When news broke in January 2014 that Colombian star Radamel Falcao had picked up a serious knee injury playing for club team, AS Monaco, an entire nation held its breath… with one notable exception. While Colombia and the wider soccer world was left to lament a World Cup without arguably the game’s best out-and-out center-forward, coach José Pékerman could have been forgiven for feeling a certain sense of relief.
On the surface, it was a huge blow. Los Cafeteros had just secured its first trip to a World Cup in 16 years during a qualification campaign that saw it hammer defending South American champion Uruguay 4-0, pick off Chile 3-1 in Santiago, and become just one of two sides to prevail at the dizzy heights of La Paz. Expectations were at their highest since Carlos Valderrama led his 1994 side to the United States with realistic aspirations of becoming world champions.
Falcao hit nine goals in qualifying, a total bettered on CONMEBOL qualifying only by Lionel Messi and Luis Suárez. His strikes had directly earned Pékerman six points, without which Colombia would not have qualified.
But despite his form, Falcao had become a problem. In March 2013, Colombia had travelled to Venezuela with Pékerman desperate to find more balance in midfield in order to unshackle the likes of Juan Cuadrado and James Rodríguez. It didn’t work. The tweak to a 4-2-3-1 formation saw Colombia go down, 1-0. That appears to be the night Pékerman decided Falcao could not be deployed as a lone striker.
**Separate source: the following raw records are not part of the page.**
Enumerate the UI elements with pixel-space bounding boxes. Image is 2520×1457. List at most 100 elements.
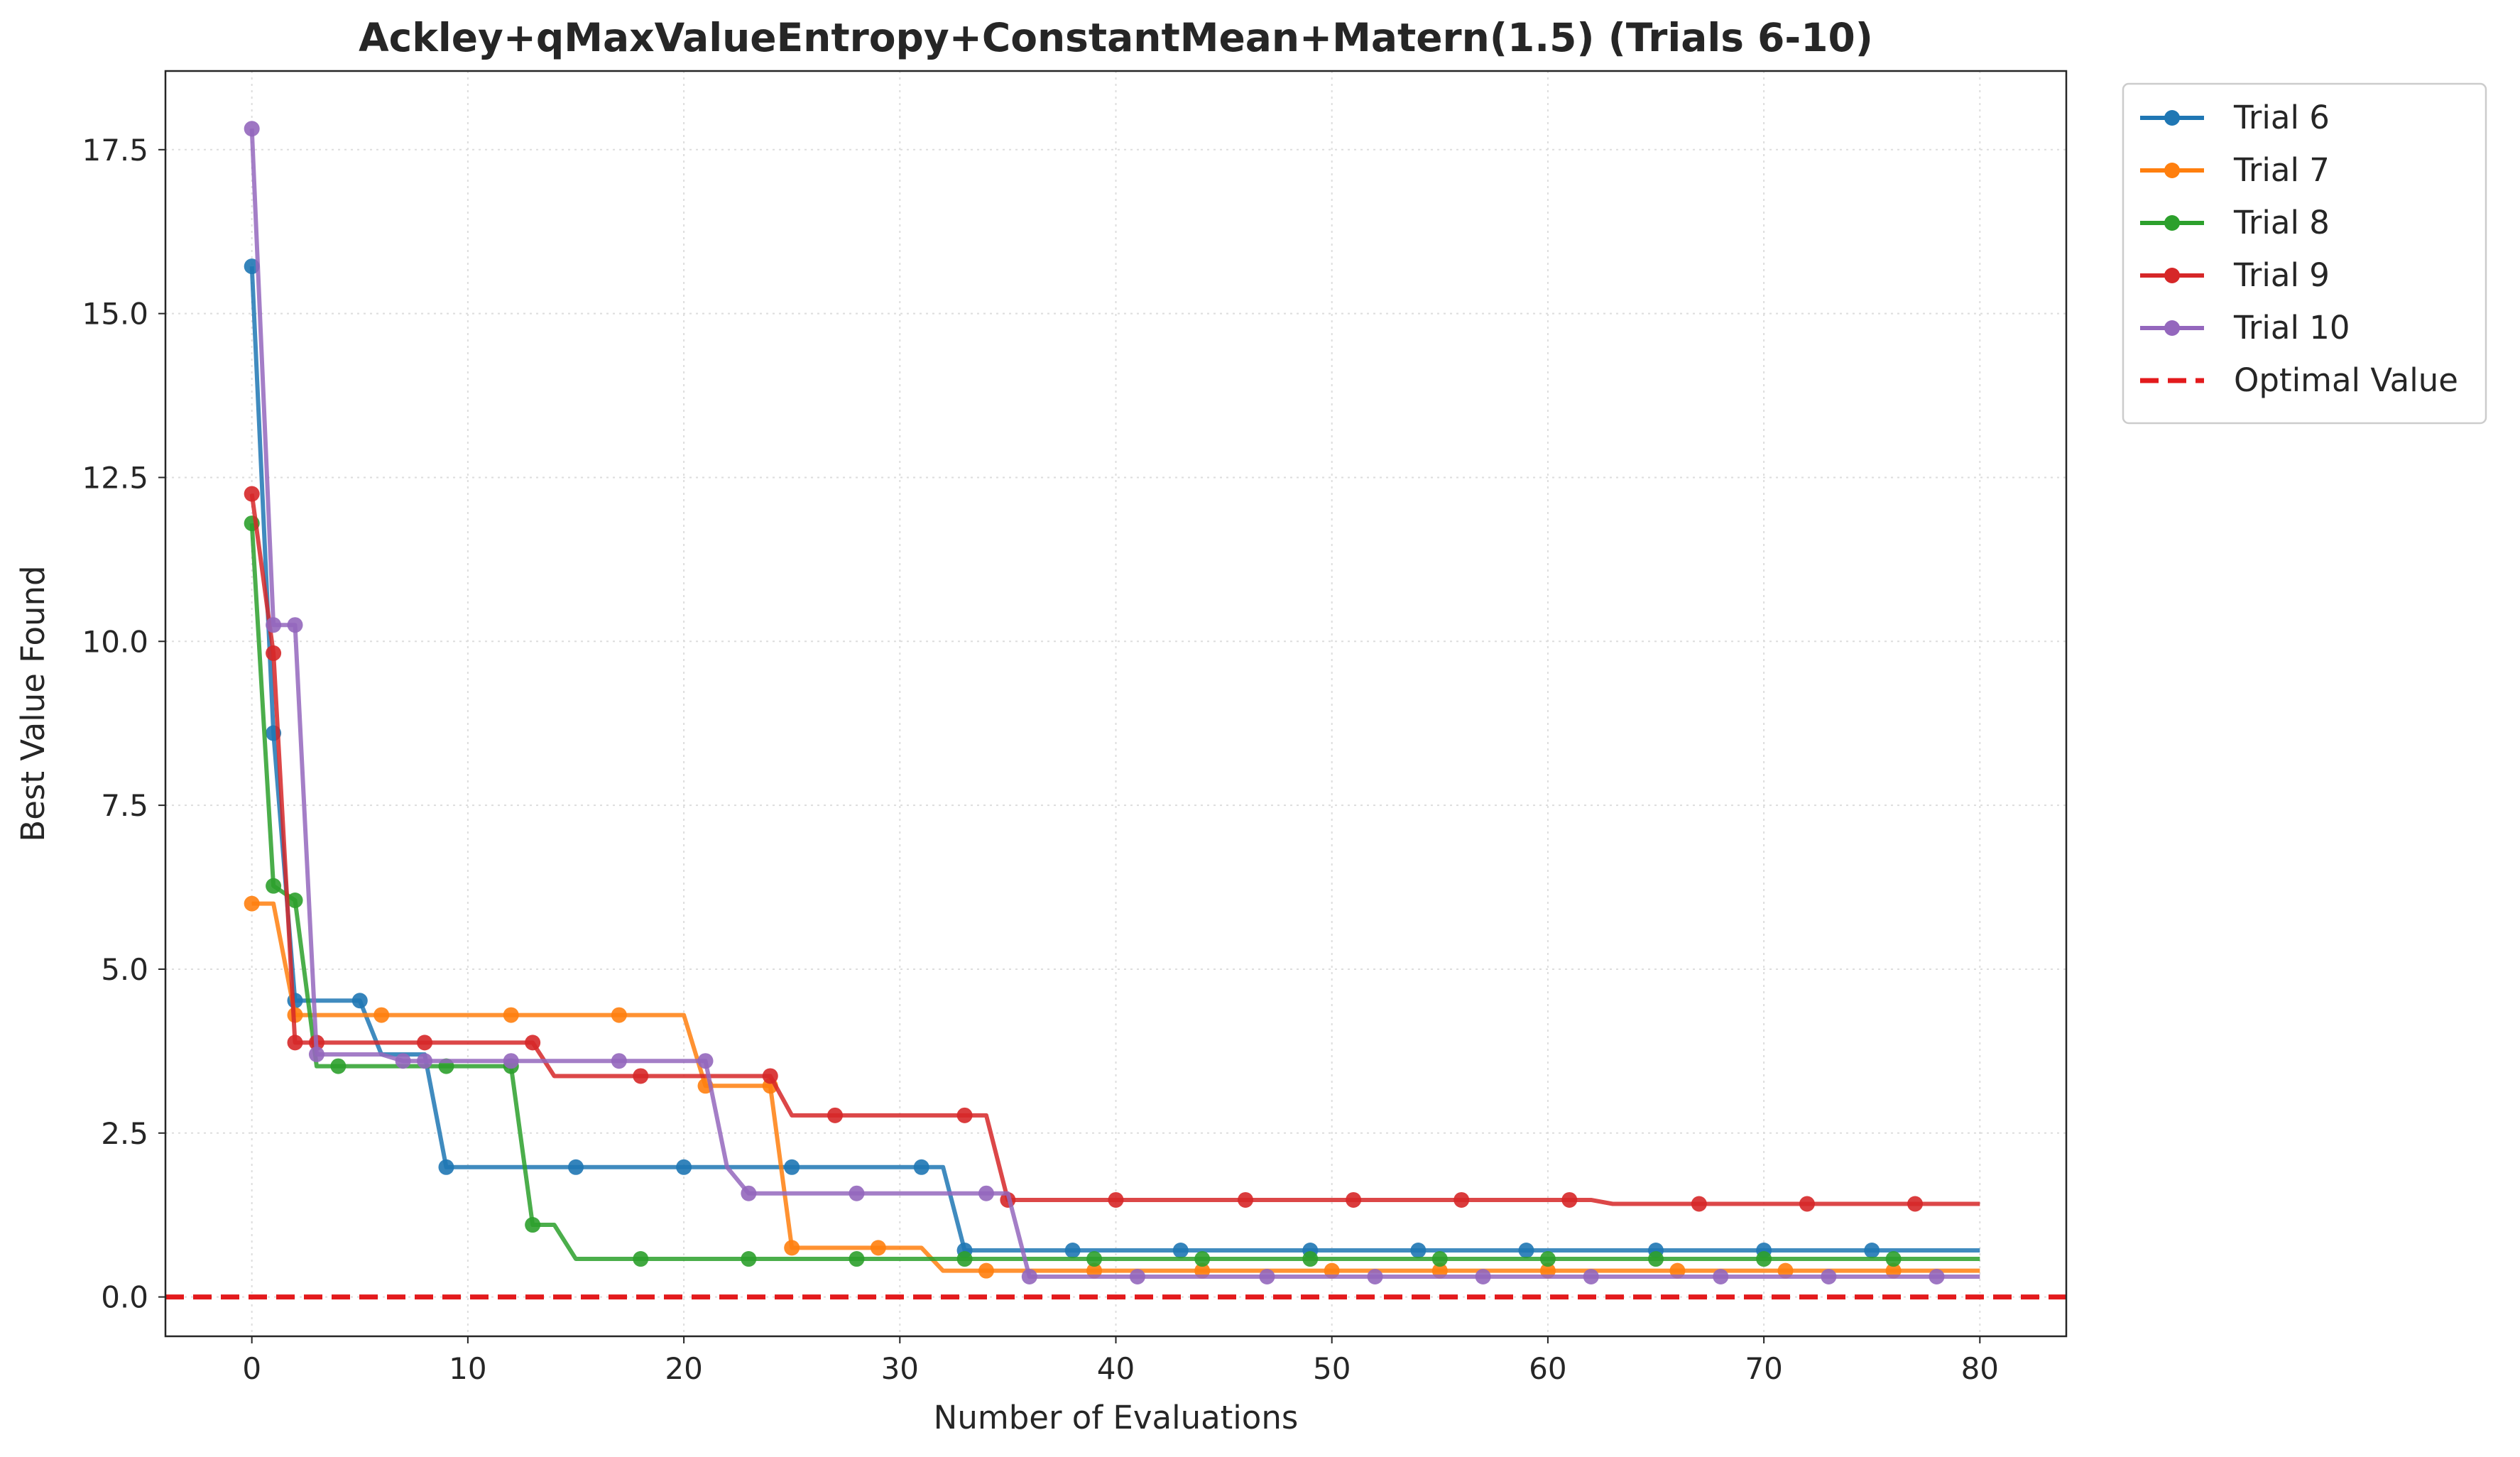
series-marker: [1129, 1268, 1145, 1284]
series-marker: [417, 1053, 433, 1069]
x-tick-label: 40: [1097, 1351, 1135, 1386]
series-marker: [1194, 1251, 1211, 1267]
series-marker: [978, 1185, 994, 1201]
series-marker: [827, 1107, 844, 1123]
series-marker: [1475, 1268, 1491, 1284]
x-tick-label: 80: [1961, 1351, 1999, 1386]
legend-item: Trial 7: [2140, 151, 2330, 189]
series-marker: [1929, 1268, 1945, 1284]
x-tick-label: 50: [1313, 1351, 1351, 1386]
y-tick-label: 2.5: [101, 1116, 148, 1151]
series-marker: [1756, 1251, 1772, 1267]
x-tick-label: 20: [665, 1351, 702, 1386]
series-marker: [1691, 1196, 1707, 1212]
series-marker: [438, 1159, 454, 1175]
series-marker: [762, 1068, 778, 1084]
series-10: [244, 121, 1980, 1284]
series-marker: [351, 993, 368, 1009]
series-marker: [266, 617, 282, 633]
series-marker: [417, 1035, 433, 1051]
series-marker: [244, 121, 260, 137]
x-tick-label: 60: [1529, 1351, 1566, 1386]
series-marker: [849, 1185, 865, 1201]
series-marker: [1367, 1268, 1383, 1284]
x-tick-label: 0: [242, 1351, 261, 1386]
y-tick-label: 10.0: [82, 624, 148, 659]
legend-label: Trial 7: [2233, 151, 2330, 189]
series-marker: [1259, 1268, 1275, 1284]
series-marker: [1648, 1251, 1664, 1267]
series-marker: [1346, 1191, 1362, 1208]
legend-item: Trial 6: [2140, 99, 2330, 136]
legend-marker: [2164, 215, 2180, 231]
series-9: [244, 486, 1980, 1212]
series-marker: [1172, 1243, 1189, 1259]
series-marker: [287, 1035, 303, 1051]
y-tick-label: 17.5: [82, 133, 148, 168]
series-marker: [1864, 1243, 1880, 1259]
series-marker: [1907, 1196, 1924, 1212]
series-marker: [676, 1159, 692, 1175]
series-marker: [849, 1251, 865, 1267]
series-marker: [1799, 1196, 1815, 1212]
series-marker: [1518, 1243, 1534, 1259]
legend: Trial 6 Trial 7 Trial 8 Trial 9 Trial 10 Opti…: [2122, 82, 2487, 425]
legend-marker: [2164, 268, 2180, 283]
series-marker: [1453, 1191, 1470, 1208]
y-tick-label: 15.0: [82, 297, 148, 332]
series-marker: [956, 1107, 973, 1123]
series-marker: [784, 1159, 800, 1175]
series-marker: [978, 1262, 994, 1279]
legend-item: Optimal Value: [2140, 361, 2458, 399]
legend-marker: [2164, 163, 2180, 178]
series-marker: [1108, 1191, 1124, 1208]
legend-label: Trial 6: [2233, 99, 2330, 136]
series-marker: [244, 895, 260, 912]
series-marker: [1302, 1251, 1319, 1267]
series-marker: [870, 1240, 886, 1256]
series-marker: [330, 1058, 347, 1074]
legend-box: [2122, 82, 2487, 425]
series-marker: [266, 878, 282, 894]
series-marker: [1885, 1251, 1902, 1267]
series-group: [244, 121, 1980, 1284]
series-marker: [913, 1159, 929, 1175]
chart-title: Ackley+qMaxValueEntropy+ConstantMean+Mat…: [359, 15, 1873, 60]
series-marker: [956, 1251, 973, 1267]
series-marker: [1238, 1191, 1254, 1208]
y-ticks: 0.0 2.5 5.0 7.5 10.0 12.5 15.0 17.5: [82, 133, 165, 1315]
series-marker: [1064, 1243, 1081, 1259]
series-marker: [1021, 1268, 1037, 1284]
legend-item: Trial 9: [2140, 256, 2330, 294]
series-marker: [1583, 1268, 1599, 1284]
series-marker: [287, 892, 303, 908]
series-marker: [308, 1046, 324, 1062]
legend-label: Trial 10: [2233, 309, 2350, 346]
series-marker: [633, 1251, 649, 1267]
series-marker: [633, 1068, 649, 1084]
series-marker: [525, 1217, 541, 1233]
series-marker: [373, 1007, 390, 1023]
series-marker: [287, 617, 303, 633]
x-axis-label: Number of Evaluations: [934, 1399, 1299, 1436]
y-tick-label: 5.0: [101, 952, 148, 987]
series-marker: [1713, 1268, 1729, 1284]
legend-label: Optimal Value: [2234, 361, 2458, 399]
series-marker: [741, 1251, 757, 1267]
series-marker: [395, 1053, 411, 1069]
x-tick-label: 10: [449, 1351, 486, 1386]
series-marker: [1539, 1251, 1556, 1267]
legend-marker: [2164, 110, 2180, 126]
series-marker: [503, 1053, 519, 1069]
series-marker: [1431, 1251, 1448, 1267]
y-tick-label: 0.0: [101, 1280, 148, 1315]
series-marker: [1410, 1243, 1427, 1259]
legend-label: Trial 9: [2233, 256, 2330, 294]
series-marker: [1086, 1251, 1103, 1267]
series-marker: [784, 1240, 800, 1256]
series-marker: [1821, 1268, 1837, 1284]
series-marker: [503, 1007, 519, 1023]
series-marker: [697, 1053, 714, 1069]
Colombia won just two of its next five qualifiers in which Falcao played, both arriving when he was paired with a forward, Teo Gutierrez, who could drop into midfield as well as help build play down the flanks. At the 2014 World Cup, with Falcao on the sidelines, we saw a Colombia transformed with Teo leading a fluid offense that afforded more protection and space for James, who went on to become the tournament’s top scorer.
Last week, Colombia opened the Copa América back where the Falcao problem first surfaced, once again going down to Venezuela. Carlos Bacca, coming off a 28-goal season with Sevilla, partnered him in a flat, broken 4-4-2 which left the limited passing of midfield duo Carlos Sánchez and Edwin Valencia brutally exposed.
The stars of Colombia’s World Cup, James and Cuadrado, were marginalized, and the team’s two forwards became isolated. With Teo starting on the bench, Falcao proved unable to perform the linking role which is so vital to the team’s system. Not a single player who completed the 90 minutes took fewer than Falcao’s 28 touches, while nobody for Colombia attempted fewer than his 18 passes. Colombia was a shadow of its World Cup self, only looking anything like its previous best when Bacca was withdrawn for Teo.
It’s hard to imagine Colombia’s changes were anything other than an accommodation for Falcao, who had shown signs of rediscovering his form by scoring five goals in five friendlies following a disastrous season with Manchester United. In the team’s latest Copa match against Brazil, Pékerman performed something of a U-turn after elusive suggestions he wouldn’t shuffle his pack. He dropped Bacca for Teo, returned to a 4-2-3-1 formation and saw his team deservedly beat the team that ended its World Cup last summer.
Cuadrado and James were given their freedom. Teo buzzed around, creating space, linking the play and upping the tempo. Sánchez became colossal, ridding himself of any technical burden to concentrate solely on forcing Neymar out to the periphery.
“Teo changed everything,” said local paper El Tiempo. Pékerman agreed: “There was only one change but it was crucial.”
Colombia were transformed, but Falcao was not. His presence once again served only to create problems. His movement was poor, and an increasing desperation to prove his worth evident when he led a counter-attack only to ignore his supporting cast. The chance ended when he tamely lofted a weak shot high over the bar.
Injury has clearly had a major impact on a once devastating forward we challenge Lionel Messi and Cristano Ronaldo’s duopoly as Spain’s top scorer. But the man who could still be Copa América’s best no. 9 arrived at this summer’s tournament in the worst shape, and it’s difficult to see Colombia recapturing 2014’s scintillating form with him in the starting lineup. Tournament soccer is notoriously unforgiving, and with all of Brazil, Colombia, Peru and Venezuela tied with three points in Group C with one round remaining, Colombia has no room for error when it faces a Peru side that has thus far exceeded expectations.
Falcao is too talented to be written off. And some of the criticism he’s faced this week has probably been a little harsh. But regardless of form, it seems his attributes aren’t compatible with the system required to get the best out of his team. And with no injury to make the decision for him, Pékerman has a tricky problem to address.